Dématérialisation

Nous avons voulu comprendre pourquoi les libraires, qui sont à la recherche d’économies et de gains de productivité, ne se sont pas encore emparés des factures dématérialisées", explique Véronique Backert. La directrice générale de Dilicom a chargé Bertrand Picard, ex-directeur du livre de la Fnac et ex-directeur commercial et logistique de Gibert Jeune, devenu consultant indépendant en librairie, de mener une étude auprès des librairies indépendantes sur la circulation et le traitement des factures fournisseurs. Menée entre fin 2017 et début 2018, celle-ci mêle un volet qualitatif, réalisé auprès d’une quinzaine de libraires et des principaux distributeurs, à un autre quantitatif, avec l’envoi à 1 800 libraires clients de Dilicom d’un questionnaire auquel près d’un quart, soit 441, ont répondu.

Potentiel insoupçonné

Au terme de cette enquête dense et technique, Véronique Backert constate que "les libraires ne soupçonnent tout simplement pas le potentiel de ce service qui leur permettrait pourtant de gagner beaucoup de temps sur des tâches administratives qu’ils assument souvent eux-mêmes". Contrairement aux idées reçues, la facture dématérialisée agit à plusieurs niveaux. Elle permet non seulement de supprimer la saisie comptable de centaines de documents chaque mois, mais surtout de simplifier les opérations de contrôle qui passent aujourd’hui par un rapprochement manuel entre bons de livraison et factures ainsi que bons de retour et avoirs. Des tâches fastidieuses et chronophages que le libraire ne délègue pas forcément et que parfois, faute de temps, il se voit contraint de négliger.

D’après l’étude, près d’un tiers des libraires interrogés consacrent au moins quatre heures par semaine au contrôle des factures, et un quart au moins trois heures par semaine au contrôle des avoirs. Sachant que ces temps se cumulent, le nombre d’heures passées par certains libraires à effectuer ces tâches administratives grimpe vite. Plus que des économies sonnantes et trébuchantes, l’utilisation de factures électroniques apporterait au libraire du temps pour des fonctions commerciales en magasin auprès de ses clients.

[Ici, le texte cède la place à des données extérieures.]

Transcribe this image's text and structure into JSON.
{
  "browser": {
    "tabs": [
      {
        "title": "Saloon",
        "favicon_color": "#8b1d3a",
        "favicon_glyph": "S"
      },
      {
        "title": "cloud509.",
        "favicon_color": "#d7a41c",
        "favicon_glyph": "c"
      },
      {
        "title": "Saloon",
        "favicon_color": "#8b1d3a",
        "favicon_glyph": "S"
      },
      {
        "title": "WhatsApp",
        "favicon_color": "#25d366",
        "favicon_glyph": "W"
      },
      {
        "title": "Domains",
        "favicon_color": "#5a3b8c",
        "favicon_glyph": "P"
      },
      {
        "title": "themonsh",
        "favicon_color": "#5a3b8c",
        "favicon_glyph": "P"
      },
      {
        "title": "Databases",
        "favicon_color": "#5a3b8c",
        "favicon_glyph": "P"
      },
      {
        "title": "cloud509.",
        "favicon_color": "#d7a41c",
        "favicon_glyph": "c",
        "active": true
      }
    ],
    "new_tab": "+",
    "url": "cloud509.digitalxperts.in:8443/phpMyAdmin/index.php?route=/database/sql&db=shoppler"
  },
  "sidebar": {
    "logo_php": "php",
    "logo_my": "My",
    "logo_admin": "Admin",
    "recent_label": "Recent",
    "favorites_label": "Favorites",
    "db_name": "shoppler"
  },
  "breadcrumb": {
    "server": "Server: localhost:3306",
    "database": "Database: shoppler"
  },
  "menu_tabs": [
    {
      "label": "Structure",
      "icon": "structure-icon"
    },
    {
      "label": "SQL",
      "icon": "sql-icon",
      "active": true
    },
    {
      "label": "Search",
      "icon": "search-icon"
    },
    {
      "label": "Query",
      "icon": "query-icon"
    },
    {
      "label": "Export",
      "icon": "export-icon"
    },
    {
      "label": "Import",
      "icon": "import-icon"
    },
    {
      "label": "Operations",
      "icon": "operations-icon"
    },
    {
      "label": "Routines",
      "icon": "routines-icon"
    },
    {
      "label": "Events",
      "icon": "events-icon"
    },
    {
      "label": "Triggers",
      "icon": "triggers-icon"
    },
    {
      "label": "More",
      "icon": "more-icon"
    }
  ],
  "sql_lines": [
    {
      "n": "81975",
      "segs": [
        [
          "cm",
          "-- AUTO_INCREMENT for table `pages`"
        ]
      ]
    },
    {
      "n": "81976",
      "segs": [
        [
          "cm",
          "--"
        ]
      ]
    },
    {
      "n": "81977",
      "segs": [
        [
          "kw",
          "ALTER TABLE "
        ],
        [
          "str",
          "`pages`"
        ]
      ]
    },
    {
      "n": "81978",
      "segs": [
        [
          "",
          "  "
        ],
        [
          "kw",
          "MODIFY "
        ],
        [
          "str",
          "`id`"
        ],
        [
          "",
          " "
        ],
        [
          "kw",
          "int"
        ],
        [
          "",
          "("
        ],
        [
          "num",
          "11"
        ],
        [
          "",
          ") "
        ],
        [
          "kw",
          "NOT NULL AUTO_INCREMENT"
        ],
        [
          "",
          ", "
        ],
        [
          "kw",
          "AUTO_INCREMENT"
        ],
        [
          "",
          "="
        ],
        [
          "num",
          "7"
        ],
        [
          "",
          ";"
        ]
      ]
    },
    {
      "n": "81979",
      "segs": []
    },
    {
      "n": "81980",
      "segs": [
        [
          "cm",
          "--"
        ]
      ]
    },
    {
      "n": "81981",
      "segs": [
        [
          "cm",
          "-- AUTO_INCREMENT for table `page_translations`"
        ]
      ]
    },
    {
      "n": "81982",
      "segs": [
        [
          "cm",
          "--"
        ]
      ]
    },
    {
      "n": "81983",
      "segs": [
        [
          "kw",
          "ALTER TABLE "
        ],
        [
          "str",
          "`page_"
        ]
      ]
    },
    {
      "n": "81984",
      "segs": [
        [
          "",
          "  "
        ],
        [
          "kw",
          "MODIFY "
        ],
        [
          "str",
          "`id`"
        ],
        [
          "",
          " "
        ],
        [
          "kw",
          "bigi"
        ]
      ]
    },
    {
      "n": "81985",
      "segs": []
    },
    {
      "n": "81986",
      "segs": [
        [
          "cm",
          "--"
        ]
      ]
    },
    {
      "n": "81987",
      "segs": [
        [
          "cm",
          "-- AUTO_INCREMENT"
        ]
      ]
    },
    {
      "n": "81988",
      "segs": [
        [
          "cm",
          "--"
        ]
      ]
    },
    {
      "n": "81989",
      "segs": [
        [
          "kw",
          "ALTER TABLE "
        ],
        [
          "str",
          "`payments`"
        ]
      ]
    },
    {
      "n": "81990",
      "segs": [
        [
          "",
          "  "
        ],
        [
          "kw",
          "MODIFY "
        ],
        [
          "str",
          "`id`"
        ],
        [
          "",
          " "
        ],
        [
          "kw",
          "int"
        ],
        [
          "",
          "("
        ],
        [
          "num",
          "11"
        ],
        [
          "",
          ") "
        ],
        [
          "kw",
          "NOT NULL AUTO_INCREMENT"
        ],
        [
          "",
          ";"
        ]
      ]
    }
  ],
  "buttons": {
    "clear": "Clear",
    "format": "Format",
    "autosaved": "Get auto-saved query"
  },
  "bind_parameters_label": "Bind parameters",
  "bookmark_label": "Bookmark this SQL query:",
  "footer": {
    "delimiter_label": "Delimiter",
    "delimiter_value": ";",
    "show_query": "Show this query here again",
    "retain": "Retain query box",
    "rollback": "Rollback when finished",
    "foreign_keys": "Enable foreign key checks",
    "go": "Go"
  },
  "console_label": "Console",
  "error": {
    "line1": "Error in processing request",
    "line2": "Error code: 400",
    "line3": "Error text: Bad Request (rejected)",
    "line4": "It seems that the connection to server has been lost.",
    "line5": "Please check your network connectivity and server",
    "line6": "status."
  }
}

La prise de conscience de tels gains de productivité devrait créer des attentes chez les libraires, estime Véronique Backert, qui entend engager un travail de réflexion avec eux et avec les prestataires de logiciels pour établir les spécifications nécessaires à la bonne intégration des factures électroniques dans les systèmes de gestion et de comptabilité.

Suivi de trésorerie

Au Syndicat de la librairie française (SLF), Hélène Clemente, chargée de mission, salue "l’intérêt de l’étude, orientée sur les processus de travail en librairie. On voit qu’aujourd’hui, avec les documents papier, les pratiques sont différentes. En montrant les gains de productivité potentiels liés à la dématérialisation des factures, l’étude devrait accélérer l’acceptation du service par les libraires." Au-delà, Sophie Saint-Marc, déléguée générale de l’Association des librairies informatisées et utilisatrices de réseaux électroniques (Alire), envisage de "possibles évolutions dans les façons de travailler avec l’exploitation automatique de certaines données, autorisant par exemple un suivi des mouvements financiers et en particulier de la trésorerie".

Pour Véronique Backert, "l’objectif est de débuter en juin un travail de réflexion qui permettra ensuite aux SSII de développer les fonctionnalités attendues et de les proposer courant 2019". L’obligation légale faite à toutes les entreprises fournissant, dans le cadre de marchés publics, les collectivités territoriales d’émettre des factures dématérialisées, au plus tard le 1er janvier 2020, constitue un levier d’accélération. Car, note Véronique Backert, "quand on sait émettre, on sait recevoir".